Something like that is more then enough to start. After this we can check the code with zoo of baremetal servers

robbat2 commented 12 months ago

yes, I wanted to be more constrained in metrics, taking only id=00h, but the catch is that each FRU item has many fields.

Here's my ipmi-fru example from a recent supermicro system; it only has id=00h, no other IDs.
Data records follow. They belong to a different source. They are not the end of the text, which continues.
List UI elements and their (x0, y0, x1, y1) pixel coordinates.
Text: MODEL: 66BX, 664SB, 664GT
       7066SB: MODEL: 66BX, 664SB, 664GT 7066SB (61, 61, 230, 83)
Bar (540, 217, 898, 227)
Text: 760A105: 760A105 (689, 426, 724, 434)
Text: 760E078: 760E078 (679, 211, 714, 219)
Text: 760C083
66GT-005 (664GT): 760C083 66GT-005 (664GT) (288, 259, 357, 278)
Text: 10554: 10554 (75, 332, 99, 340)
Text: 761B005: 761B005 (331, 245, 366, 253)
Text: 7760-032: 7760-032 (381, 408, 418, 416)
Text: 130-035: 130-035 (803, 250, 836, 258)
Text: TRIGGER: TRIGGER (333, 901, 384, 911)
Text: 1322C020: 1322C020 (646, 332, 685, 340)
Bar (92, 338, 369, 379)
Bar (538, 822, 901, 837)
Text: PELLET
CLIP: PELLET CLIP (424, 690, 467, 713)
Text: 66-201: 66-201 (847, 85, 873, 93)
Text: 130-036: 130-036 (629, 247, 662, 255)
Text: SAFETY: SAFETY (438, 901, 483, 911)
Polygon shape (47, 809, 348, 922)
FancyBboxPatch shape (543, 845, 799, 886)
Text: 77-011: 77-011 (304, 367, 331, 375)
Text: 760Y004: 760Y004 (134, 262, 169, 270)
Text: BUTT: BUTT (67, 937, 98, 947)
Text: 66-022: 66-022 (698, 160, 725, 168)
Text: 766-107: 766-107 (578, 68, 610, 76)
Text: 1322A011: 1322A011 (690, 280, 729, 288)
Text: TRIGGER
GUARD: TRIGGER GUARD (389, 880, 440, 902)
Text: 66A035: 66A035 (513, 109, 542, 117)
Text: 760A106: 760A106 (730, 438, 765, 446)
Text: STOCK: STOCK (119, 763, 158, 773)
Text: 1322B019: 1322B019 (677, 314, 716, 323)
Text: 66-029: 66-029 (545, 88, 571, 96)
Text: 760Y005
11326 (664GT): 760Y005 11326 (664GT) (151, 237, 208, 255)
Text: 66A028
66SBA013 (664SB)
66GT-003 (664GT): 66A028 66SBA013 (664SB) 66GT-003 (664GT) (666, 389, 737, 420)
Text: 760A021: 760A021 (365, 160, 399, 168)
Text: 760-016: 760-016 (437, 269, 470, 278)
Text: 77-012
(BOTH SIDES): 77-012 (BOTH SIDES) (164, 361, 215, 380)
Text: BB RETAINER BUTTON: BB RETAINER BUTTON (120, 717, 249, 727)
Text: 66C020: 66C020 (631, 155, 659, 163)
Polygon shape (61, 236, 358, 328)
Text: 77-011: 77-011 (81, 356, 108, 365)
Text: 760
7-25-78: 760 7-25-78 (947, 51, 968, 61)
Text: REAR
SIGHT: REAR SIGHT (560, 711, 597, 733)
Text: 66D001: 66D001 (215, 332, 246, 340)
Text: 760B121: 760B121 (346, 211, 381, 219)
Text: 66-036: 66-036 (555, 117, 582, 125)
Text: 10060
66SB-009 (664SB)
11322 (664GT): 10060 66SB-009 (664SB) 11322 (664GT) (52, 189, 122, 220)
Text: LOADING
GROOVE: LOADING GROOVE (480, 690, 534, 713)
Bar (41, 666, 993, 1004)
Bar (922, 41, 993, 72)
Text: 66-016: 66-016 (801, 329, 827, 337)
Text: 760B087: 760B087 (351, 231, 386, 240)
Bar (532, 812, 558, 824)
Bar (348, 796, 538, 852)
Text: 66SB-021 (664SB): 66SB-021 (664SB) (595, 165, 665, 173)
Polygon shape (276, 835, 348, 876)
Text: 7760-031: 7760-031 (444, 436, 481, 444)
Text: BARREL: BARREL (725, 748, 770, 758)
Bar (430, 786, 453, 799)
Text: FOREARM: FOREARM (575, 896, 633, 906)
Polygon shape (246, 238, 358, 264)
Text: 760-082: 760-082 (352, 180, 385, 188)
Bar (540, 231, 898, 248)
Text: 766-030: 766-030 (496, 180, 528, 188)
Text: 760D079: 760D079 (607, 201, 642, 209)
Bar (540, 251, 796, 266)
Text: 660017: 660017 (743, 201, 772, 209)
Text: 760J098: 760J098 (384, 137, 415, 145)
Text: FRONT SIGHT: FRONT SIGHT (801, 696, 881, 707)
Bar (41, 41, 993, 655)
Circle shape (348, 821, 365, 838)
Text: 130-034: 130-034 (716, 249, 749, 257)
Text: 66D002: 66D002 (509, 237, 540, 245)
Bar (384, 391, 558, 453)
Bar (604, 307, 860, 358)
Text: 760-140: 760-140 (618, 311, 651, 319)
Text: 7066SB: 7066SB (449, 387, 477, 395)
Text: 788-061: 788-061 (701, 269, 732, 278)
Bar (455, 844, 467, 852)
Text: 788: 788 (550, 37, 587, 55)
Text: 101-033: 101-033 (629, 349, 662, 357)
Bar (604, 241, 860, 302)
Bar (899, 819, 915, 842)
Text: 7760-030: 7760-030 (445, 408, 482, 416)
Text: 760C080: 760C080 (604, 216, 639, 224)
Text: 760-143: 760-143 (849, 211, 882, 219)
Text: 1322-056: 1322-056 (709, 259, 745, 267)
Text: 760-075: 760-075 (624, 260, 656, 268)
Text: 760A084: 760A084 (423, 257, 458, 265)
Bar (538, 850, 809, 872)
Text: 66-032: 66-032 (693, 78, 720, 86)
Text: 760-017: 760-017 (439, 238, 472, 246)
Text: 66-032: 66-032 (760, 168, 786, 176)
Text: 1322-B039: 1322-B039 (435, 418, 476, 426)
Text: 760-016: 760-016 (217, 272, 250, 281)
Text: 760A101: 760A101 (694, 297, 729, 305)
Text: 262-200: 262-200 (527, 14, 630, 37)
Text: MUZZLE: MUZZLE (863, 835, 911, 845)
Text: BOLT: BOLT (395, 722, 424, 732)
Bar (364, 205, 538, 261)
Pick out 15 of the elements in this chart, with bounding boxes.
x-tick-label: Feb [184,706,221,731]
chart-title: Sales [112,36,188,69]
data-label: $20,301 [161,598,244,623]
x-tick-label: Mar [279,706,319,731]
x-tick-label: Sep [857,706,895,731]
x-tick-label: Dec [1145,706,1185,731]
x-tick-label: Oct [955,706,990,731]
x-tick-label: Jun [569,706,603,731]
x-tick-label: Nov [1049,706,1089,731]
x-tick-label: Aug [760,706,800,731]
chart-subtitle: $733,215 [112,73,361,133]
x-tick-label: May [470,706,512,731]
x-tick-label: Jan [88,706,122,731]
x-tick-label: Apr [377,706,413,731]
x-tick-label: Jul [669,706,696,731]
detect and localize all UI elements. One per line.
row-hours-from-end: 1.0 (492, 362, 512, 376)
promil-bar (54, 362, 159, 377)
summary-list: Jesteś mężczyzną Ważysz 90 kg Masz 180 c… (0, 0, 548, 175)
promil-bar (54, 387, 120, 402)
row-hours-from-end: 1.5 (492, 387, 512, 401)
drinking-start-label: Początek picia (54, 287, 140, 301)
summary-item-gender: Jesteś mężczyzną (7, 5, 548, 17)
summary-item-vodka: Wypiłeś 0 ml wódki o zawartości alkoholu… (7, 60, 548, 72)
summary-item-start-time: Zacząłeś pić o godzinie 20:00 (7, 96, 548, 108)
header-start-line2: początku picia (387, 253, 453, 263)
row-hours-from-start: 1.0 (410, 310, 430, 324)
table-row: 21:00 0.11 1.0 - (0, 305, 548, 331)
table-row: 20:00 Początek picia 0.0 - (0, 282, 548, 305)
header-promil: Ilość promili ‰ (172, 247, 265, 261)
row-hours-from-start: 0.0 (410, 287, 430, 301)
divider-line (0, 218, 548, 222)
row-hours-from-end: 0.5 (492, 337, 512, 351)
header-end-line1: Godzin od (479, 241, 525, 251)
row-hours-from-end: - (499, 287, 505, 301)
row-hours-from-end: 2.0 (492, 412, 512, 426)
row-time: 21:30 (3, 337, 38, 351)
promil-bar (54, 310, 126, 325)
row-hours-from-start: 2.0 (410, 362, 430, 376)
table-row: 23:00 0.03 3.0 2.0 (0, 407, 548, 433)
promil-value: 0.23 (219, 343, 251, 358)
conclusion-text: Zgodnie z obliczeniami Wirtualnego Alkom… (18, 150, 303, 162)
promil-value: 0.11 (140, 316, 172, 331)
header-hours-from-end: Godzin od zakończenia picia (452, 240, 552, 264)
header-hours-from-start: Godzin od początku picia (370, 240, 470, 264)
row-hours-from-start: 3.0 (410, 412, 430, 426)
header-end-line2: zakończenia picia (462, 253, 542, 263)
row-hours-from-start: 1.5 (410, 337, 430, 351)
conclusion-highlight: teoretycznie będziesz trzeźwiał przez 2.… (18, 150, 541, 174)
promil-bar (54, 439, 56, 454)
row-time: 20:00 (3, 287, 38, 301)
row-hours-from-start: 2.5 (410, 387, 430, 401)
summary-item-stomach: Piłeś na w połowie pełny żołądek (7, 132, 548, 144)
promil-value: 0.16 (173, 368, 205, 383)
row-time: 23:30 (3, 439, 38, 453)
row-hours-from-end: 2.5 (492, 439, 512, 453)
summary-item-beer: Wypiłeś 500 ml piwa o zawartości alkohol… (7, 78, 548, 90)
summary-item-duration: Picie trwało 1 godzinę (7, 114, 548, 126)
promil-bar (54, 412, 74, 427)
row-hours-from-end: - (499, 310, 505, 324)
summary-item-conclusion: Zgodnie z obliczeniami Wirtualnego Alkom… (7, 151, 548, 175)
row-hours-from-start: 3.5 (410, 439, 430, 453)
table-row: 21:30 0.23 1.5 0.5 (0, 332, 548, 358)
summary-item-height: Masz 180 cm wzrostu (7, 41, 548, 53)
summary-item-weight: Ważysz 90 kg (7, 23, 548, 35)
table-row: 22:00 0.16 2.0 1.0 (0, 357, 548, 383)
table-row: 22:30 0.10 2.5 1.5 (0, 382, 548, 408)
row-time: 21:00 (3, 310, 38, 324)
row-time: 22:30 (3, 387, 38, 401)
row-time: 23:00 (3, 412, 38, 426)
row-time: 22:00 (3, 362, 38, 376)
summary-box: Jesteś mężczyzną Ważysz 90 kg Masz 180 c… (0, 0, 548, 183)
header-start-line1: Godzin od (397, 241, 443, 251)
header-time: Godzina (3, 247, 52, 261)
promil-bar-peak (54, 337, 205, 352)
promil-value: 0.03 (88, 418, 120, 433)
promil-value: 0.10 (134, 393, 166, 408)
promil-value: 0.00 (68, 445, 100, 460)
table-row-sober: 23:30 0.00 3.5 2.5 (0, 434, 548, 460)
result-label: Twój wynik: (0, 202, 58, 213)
Of specific note there are 3 distinct part & serial numbers in this FRU record.

$ ipmi-fru
FRU Inventory Device: BMC FRU (ID 00h)

  FRU Chassis Type: Other
  FRU Chassis Part Number: CSE................
  FRU Chassis Serial Number: C..............

  FRU Board Manufacturing Date/Time: ...................
  FRU Board Manufacturer: Supermicro
  FRU Board Product Name: X13......
  FRU Board Serial Number: WM..........
  FRU Board Part Number: X13......

  FRU Product Manufacturer Name: Supermicro
  FRU Product Part/Model Number: SYS........
  FRU Product Serial Number: S..............

At the bare minimum, I'd want this exported as:

# split over multiple lines here for readability in discussion only
ipmi_fru_info{
id="00h",
FRU_Chassis_Part_Number="CSE-....",
FRU_Chassis_Serial_Number="C...",
FRU_Board_Serial_Number="WM...",
FRU_Board_Part_Number="X13...",
FRU_Product_Part_Number="SYS-....",
FRU_Product_Serial_Number="S.....",
} 1

I wish ipmi-fru had a JSON output

k0ste commented 12 months ago

The our SMC's have only this

FRU Inventory Device: BMC FRU (ID 00h)

  FRU Board Manufacturing Date/Time: 08/11/21 - 10:00:00
  FRU Board Manufacturer: Supermicro
  FRU Board Product Name: X11DPi-NT
  FRU Board Serial Number: NM217S007782

  FRU Product Serial Number:

🫠

ilanni2460 commented 7 months ago

Hi, everyone, when will this fru function be supported? I am currently unable to obtain the serial number of the server through ipmi_exporter, as well as other hardware information, such as the number of hard disks, memory and other information.